Given two words word1 and word2, find the minimum number of steps required to convert word1 to word2. (each operation is counted as 1 step.)
You have the following 3 operations permitted on a word:
a) Insert a character
b) Delete a character
c) Replace a character
A:
---------------------3rd pass----------------rolling table----------
public class Solution {
public int minDistance(String word1, String word2) {
int n1 = word1.length(),n2 = word2.length();
if(n1==0 || n2 == 0)
return n1>n2?n1:n2;
int[] A = new int[n1+1]; // use rolling table
// initialize the case that when word2 is empty
for(int i =0;i<=n1;i++)
A[i] = i;
for(int i =0;i<n2;i++){
int lastPre = i; // last time, of A[j-1]
A[0] = i;// after adding ch from word2, and word1 is empty
for(int j =0;j<n1;j++){
int tmp = A[j+1];
if(word2.charAt(i) == word1.charAt(j)){
A[j+1] = lastPre;
}else{
A[j+1] = 1+ Math.min(Math.min(lastPre,A[j]),A[j+1]);// replace, delete,
}
lastPre = tmp;
}
}
return A[n1];
}
}
仔细端详一维数组A, 假设一个2×2的矩阵,我们要计算右下角的值,只需要知道另外三个即可。

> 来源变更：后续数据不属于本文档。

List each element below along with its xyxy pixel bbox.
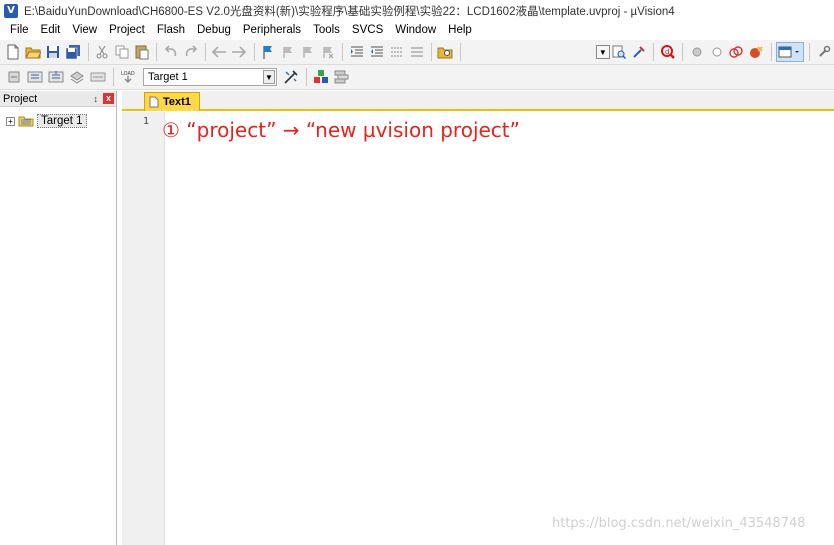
toolbar-separator [342,43,344,61]
prev-bookmark-icon[interactable] [279,42,298,62]
project-panel-buttons: ↕ x [94,93,117,104]
project-panel-header: Project ↕ x [0,91,116,107]
build-icon[interactable] [25,67,45,87]
unindent-icon[interactable] [367,42,386,62]
stop-build-icon[interactable] [88,67,108,87]
window-layout-icon[interactable] [775,42,805,62]
toolbar-separator [430,43,432,61]
close-icon[interactable]: x [103,93,114,104]
pin-icon[interactable]: ↕ [94,94,99,104]
toolbar-separator [770,43,772,61]
toolbar-separator [809,43,811,61]
breakpoint-kill-icon[interactable] [727,42,746,62]
toolbar-separator [156,43,158,61]
nav-forward-icon[interactable] [230,42,249,62]
menu-window[interactable]: Window [389,21,442,40]
editor-area[interactable]: 1 ① “project” → “new µvision project” ht… [122,112,834,545]
toolbar-separator [306,68,307,86]
file-toolbar: ▼ d [0,40,834,65]
indent-icon[interactable] [347,42,366,62]
toolbar-separator [113,68,114,86]
configure-icon[interactable] [814,42,833,62]
debug-session-icon[interactable]: d [658,42,677,62]
translate-icon[interactable] [4,67,24,87]
window-title: E:\BaiduYunDownload\CH6800-ES V2.0光盘资料(新… [24,5,675,18]
tab-text1[interactable]: Text1 [144,92,200,111]
tab-label: Text1 [163,96,191,108]
build-toolbar: LOAD Target 1 ▼ [0,65,834,90]
menu-debug[interactable]: Debug [191,21,237,40]
next-bookmark-icon[interactable] [299,42,318,62]
toolbar-separator [205,43,207,61]
menu-help[interactable]: Help [442,21,478,40]
tutorial-annotation: ① “project” → “new µvision project” [162,118,520,142]
expand-icon[interactable]: + [6,116,15,126]
new-file-icon[interactable] [4,42,23,62]
target-select[interactable]: Target 1 ▼ [143,68,277,86]
find-in-files-icon[interactable] [436,42,455,62]
breakpoint-icon[interactable] [687,42,706,62]
menu-flash[interactable]: Flash [151,21,191,40]
menu-edit[interactable]: Edit [35,21,67,40]
toolbar-separator [682,43,684,61]
find-icon[interactable] [610,42,629,62]
menu-project[interactable]: Project [103,21,151,40]
save-all-icon[interactable] [64,42,83,62]
project-panel: Project ↕ x + Target 1 [0,91,117,545]
toolbar-separator [87,43,89,61]
menu-file[interactable]: File [4,21,35,40]
menu-tools[interactable]: Tools [307,21,346,40]
rebuild-icon[interactable] [46,67,66,87]
copy-icon[interactable] [112,42,131,62]
toolbar-separator [253,43,255,61]
cut-icon[interactable] [93,42,112,62]
clear-bookmarks-icon[interactable] [319,42,338,62]
file-icon [149,96,159,108]
breakpoint-clear-icon[interactable] [747,42,766,62]
incremental-find-icon[interactable] [629,42,648,62]
uncomment-icon[interactable] [407,42,426,62]
menu-svcs[interactable]: SVCS [346,21,389,40]
svg-text:d: d [665,48,669,56]
target-folder-icon [18,116,34,127]
breakpoint-disable-icon[interactable] [707,42,726,62]
target-select-value: Target 1 [148,71,188,83]
editor-tab-strip: Text1 [122,91,834,111]
line-number-gutter: 1 [122,112,165,545]
bookmark-icon[interactable] [259,42,278,62]
download-icon[interactable]: LOAD [118,67,138,87]
manage-components-icon[interactable] [311,67,331,87]
title-bar: V E:\BaiduYunDownload\CH6800-ES V2.0光盘资料… [0,0,834,21]
nav-back-icon[interactable] [210,42,229,62]
menu-peripherals[interactable]: Peripherals [237,21,307,40]
save-icon[interactable] [44,42,63,62]
tree-item-label: Target 1 [37,114,87,128]
select-books-icon[interactable] [332,67,352,87]
toolbar-separator [653,43,655,61]
open-folder-icon[interactable] [24,42,43,62]
toolbar-separator [459,43,461,61]
chevron-down-icon[interactable]: ▼ [263,70,275,84]
redo-icon[interactable] [181,42,200,62]
project-panel-title: Project [3,92,38,105]
find-dropdown-icon[interactable]: ▼ [596,45,610,59]
target-options-icon[interactable] [281,67,301,87]
uvision-app-icon[interactable]: V [4,3,18,18]
batch-build-icon[interactable] [67,67,87,87]
undo-icon[interactable] [161,42,180,62]
comment-icon[interactable] [387,42,406,62]
menu-view[interactable]: View [66,21,103,40]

因此,这里,我们用一个lastPre来记住上次的,匹配了的值。
Mistakes:
当两个char 相等的时候,真是,没动脑,写成了A[j+1] = A[j] // 这样是错误的!!!!------------当递归调用不行的时候,直接就应该开始用DP--------------
用一个2D array 保存中间结果。
public class EditDistance {
public int minDistance(String word1, String word2) {
// use a matrix to record their simularities
int n1 = word1.length();
int n2 = word2.length();
int[][] minDist = new int[n1 + 1][n2 + 1];
// for minDist[i][j], i is the end index of word1(exclusive ) ,
// while j is the end index of work2( exclusive)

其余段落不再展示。